Established by Saint John Paul II, these regular world gatherings began twenty years ago, in 1994. They are coordinated by the Vatican agency also established by St. John Paul II, the Pontifical Council for the Family. I had the privilege of working there myself in the late 1990’s and I helped coordinate the Second World Meeting of Families in 1997 in Rio de Janeiro.

I just got back from a visit with Archbishop Vincenzo Paglia, President of the Pontifical Council for the Family, and we discussed the upcoming celebration in Philadelphia. He gave me the book that essentially serves as a “study guide” for the theme of the meeting. In the days of this gathering, various presentations are given to help participants understand the Church’s teaching about the family, and we will explore these themes along with you in the coming months at www.priestsforlife.org/Family.

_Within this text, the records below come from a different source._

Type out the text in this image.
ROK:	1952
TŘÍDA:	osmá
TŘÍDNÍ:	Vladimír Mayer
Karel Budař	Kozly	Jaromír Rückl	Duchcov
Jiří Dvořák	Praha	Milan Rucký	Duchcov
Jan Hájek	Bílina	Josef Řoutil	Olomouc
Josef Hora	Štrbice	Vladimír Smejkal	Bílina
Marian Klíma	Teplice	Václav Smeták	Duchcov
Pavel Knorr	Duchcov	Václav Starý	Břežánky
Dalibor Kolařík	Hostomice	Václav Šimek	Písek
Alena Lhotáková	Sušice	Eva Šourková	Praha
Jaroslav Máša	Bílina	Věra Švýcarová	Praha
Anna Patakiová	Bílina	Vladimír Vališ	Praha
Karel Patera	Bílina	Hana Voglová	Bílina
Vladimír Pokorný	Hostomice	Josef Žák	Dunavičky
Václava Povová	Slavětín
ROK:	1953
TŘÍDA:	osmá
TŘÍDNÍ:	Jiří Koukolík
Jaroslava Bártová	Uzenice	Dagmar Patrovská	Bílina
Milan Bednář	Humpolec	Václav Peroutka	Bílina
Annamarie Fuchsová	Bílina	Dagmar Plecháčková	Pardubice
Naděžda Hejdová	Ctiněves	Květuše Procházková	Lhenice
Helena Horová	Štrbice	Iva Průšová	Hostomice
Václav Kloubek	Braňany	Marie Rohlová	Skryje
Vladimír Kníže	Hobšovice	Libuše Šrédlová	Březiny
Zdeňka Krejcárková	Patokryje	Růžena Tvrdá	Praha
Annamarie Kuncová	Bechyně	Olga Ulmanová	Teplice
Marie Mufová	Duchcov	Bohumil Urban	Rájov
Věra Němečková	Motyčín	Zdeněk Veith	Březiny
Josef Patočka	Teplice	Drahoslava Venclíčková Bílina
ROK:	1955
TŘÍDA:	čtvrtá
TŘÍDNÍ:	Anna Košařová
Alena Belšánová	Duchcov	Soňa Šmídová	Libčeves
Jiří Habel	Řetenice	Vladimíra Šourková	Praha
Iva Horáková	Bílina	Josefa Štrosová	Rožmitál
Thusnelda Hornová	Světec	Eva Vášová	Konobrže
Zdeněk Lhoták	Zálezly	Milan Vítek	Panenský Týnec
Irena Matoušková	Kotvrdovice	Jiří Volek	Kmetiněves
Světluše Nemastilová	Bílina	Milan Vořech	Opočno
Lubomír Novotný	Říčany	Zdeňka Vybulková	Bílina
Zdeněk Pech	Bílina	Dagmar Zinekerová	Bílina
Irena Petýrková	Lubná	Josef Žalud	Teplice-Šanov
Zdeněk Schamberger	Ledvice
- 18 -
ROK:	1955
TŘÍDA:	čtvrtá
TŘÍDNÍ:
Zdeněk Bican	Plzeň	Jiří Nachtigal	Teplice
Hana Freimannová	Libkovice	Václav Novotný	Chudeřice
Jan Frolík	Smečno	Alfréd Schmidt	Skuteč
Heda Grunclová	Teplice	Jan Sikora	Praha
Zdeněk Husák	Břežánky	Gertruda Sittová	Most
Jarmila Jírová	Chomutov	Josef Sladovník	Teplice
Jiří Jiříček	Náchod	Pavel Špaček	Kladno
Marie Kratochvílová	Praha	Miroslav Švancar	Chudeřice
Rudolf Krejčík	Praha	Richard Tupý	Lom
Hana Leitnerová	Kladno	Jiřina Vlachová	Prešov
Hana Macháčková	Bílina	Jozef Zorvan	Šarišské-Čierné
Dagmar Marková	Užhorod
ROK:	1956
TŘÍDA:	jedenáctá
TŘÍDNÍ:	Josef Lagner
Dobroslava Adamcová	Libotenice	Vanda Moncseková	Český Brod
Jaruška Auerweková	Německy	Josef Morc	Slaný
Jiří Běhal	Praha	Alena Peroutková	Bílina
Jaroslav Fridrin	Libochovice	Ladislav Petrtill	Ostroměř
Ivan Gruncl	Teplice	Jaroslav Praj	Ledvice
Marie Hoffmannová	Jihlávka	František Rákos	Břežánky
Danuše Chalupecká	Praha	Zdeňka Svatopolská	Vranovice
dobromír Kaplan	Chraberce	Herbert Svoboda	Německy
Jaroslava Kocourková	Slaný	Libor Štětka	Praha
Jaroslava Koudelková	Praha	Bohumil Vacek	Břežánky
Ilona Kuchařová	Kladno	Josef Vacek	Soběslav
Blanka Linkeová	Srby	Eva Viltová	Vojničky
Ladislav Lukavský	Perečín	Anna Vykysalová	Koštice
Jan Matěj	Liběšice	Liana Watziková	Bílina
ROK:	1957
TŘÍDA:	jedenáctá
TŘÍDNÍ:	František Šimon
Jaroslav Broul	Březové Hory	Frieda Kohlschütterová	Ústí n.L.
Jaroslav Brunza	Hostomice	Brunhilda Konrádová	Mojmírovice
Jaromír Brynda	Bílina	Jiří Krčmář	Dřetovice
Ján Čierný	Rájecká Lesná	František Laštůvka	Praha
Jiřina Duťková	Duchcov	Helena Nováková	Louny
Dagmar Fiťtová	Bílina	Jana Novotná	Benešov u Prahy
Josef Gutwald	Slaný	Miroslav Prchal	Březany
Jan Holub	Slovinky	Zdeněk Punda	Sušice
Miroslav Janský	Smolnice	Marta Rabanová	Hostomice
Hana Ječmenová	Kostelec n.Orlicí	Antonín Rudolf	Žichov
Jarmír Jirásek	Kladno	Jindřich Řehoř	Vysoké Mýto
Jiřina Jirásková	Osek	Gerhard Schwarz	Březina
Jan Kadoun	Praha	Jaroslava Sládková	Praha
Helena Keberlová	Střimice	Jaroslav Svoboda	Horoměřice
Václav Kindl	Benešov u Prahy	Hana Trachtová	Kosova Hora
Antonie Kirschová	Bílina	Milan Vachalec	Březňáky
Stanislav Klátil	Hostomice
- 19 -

In my conversation with the Archbishop, I presented to him a letter from 70 national pro-life organizations in the United States — groups representing many denominations — and we discussed the eagerness of these leaders to promote and participate in the World Meeting of Families. Their promotion of this event highlight, of course, one of the key dimensions of its theme: the call to choose life.

As we always said when I worked at the Pontifical Council for the Family, “There can be no family without life,” and, consistent with the theme of the 2015 gathering, the family cannot be “fully alive” if its youngest and most defenseless members, the children still in the womb, do not have their lives protected. Indeed, as veteran abortion researcher and psychiatrist Dr. Philip Ney asserts, there is nothing in human experience that is more destructive of the family than abortion.

Indeed, love is our mission, and love is exactly the opposite of abortion. Love says, “I sacrifice myself for the good of the other person;” abortion says, “I sacrifice the other person for the good of myself.” This dynamic is seen powerfully in the life and death of the saint who is one of the patrons of this upcoming World Meeting of Families, Saint Gianna Beretta Molla, who sacrificed her life for her unborn child. The other patron saint of the gathering is Saint John Paul II, who, along with being named the “Pope of the Family,” can rightly also be called the “Pope of Life.”

Last year, our Executive Director, Janet Morana, interviewed Archbishop Paglia about the World Meeting of Families, and he referred to his recent visit to Philadelphia, where he was very inspired by seeing the Liberty Bell. In the interview, he expressed the hope that the 2015 gathering would be a moment for a new “liberty bell” for the family.

Let this event, and the commitment of those who attend it, signal a new freedom to understand what the family is, and a new freedom for all its members, starting with the youngest, to live out their calling as a sign and instrument of God’s love and life in the world!